Nas sociedades atuais, caraterizadas pela multiplicidade de riscos sociais, a intervenção social assume-se como instrumento privilegiado para assegurar a integração das pessoas e o exercício dos direitos humanos. Procurando uma maior eficácia das políticas sociais, a Associação Dar as Mãos visa a integração dos beneficiários tendo em atenção o valor intrínseco da dignidade da pessoa humana.
Notas
[1] Bordalo, F. & Cruz, M. (2010), Gestão de IPSS, Ana Paula Nicolau, Carla Sepúlveda e Manuela Cruz (Orgs.), Braga: Célula 2000.
[2] Viçoso, D. (1998), “A Contabilidade das Organizações Sem Finalidade Lucrativa”, Pestana Barros e J. C. Gomes Santos (Orgs), O Mutualismo Português: Solidariedade e Progresso Social, Lisboa: Vulgata, pp. 203-216.
[3] Campos, M. C. (2004), Economia Social e o Terceiro Sector em Portugal: delimitação, estudos e projectos, (Mesa Redonda realizada em 22 de Janeiro no auditório do INDEG/ISCTE de Lisboa).
[4] Nunes, F., Reto, L. & Carneiro, M. (2001), O Terceiro Sector Em Portugal: Delimitação, Caracterização e Potencialidades, Lisboa: INSCOOP.

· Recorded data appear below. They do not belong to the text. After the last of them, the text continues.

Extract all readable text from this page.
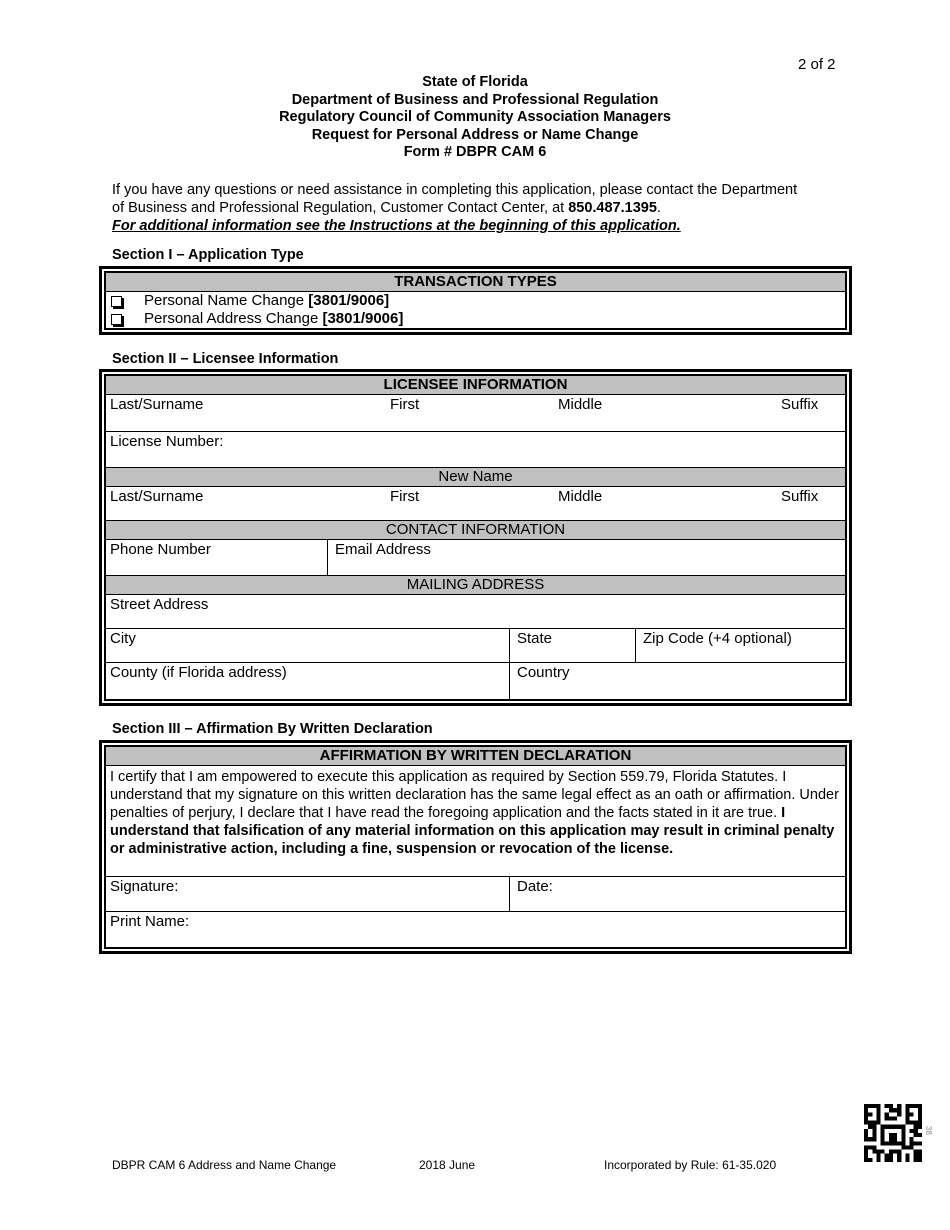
2 of 2
State of Florida
Department of Business and Professional Regulation
Regulatory Council of Community Association Managers
Request for Personal Address or Name Change
Form # DBPR CAM 6
If you have any questions or need assistance in completing this application, please contact the Department of Business and Professional Regulation, Customer Contact Center, at 850.487.1395.
For additional information see the Instructions at the beginning of this application.
Section I – Application Type
TRANSACTION TYPES
Personal Name Change [3801/9006]
Personal Address Change [3801/9006]
Section II – Licensee Information
LICENSEE INFORMATION
Last/Surname	First	Middle	Suffix
License Number:
New Name
Last/Surname	First	Middle	Suffix
CONTACT INFORMATION
Phone Number	Email Address
MAILING ADDRESS
Street Address
City	State	Zip Code (+4 optional)
County (if Florida address)	Country
Section III – Affirmation By Written Declaration
AFFIRMATION BY WRITTEN DECLARATION
I certify that I am empowered to execute this application as required by Section 559.79, Florida Statutes. I understand that my signature on this written declaration has the same legal effect as an oath or affirmation. Under penalties of perjury, I declare that I have read the foregoing application and the facts stated in it are true. I understand that falsification of any material information on this application may result in criminal penalty or administrative action, including a fine, suspension or revocation of the license.
Signature:	Date:
Print Name:
DBPR CAM 6 Address and Name Change	2018 June	Incorporated by Rule: 61-35.020
38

[5] Compromisso de Cooperação para o Setor Social e Solidário – Protocolo para o Biénio 2015-2016
[6] Castel, R. (2000), A precariedade: transformações históricas e tratamento social, M.-H. Soulet (org.), Da não-integração: tentativas de definição teórica de um problema social contemporâneo, Coimbra: Quarteto Editora, pp. 21-38.
[7] Costa, A. B. (2004), Exclusões Sociais, Colecção Fundação Mário Soares, Cadernos Democráticos 2, 4ª ed., Lisboa: Gradiva Publicações, Lda.
[8] Walgrave, L. (2000), Vulnerabilidade Societal e Acção Social, M.-H. Soulet (org.), Da não-integração: tentativas de definição teórica de um problema social contemporâneo, Coimbra: Quarteto Editora, pp.75-106.
[9] Pereirinha, J. (1996), “A (Re) Definição dos Direitos Sociais Face à Crise do Estado-Providência e ao Fenómeno da Exclusão Social”, Intervenção Social, 15/16, pp. 131-142.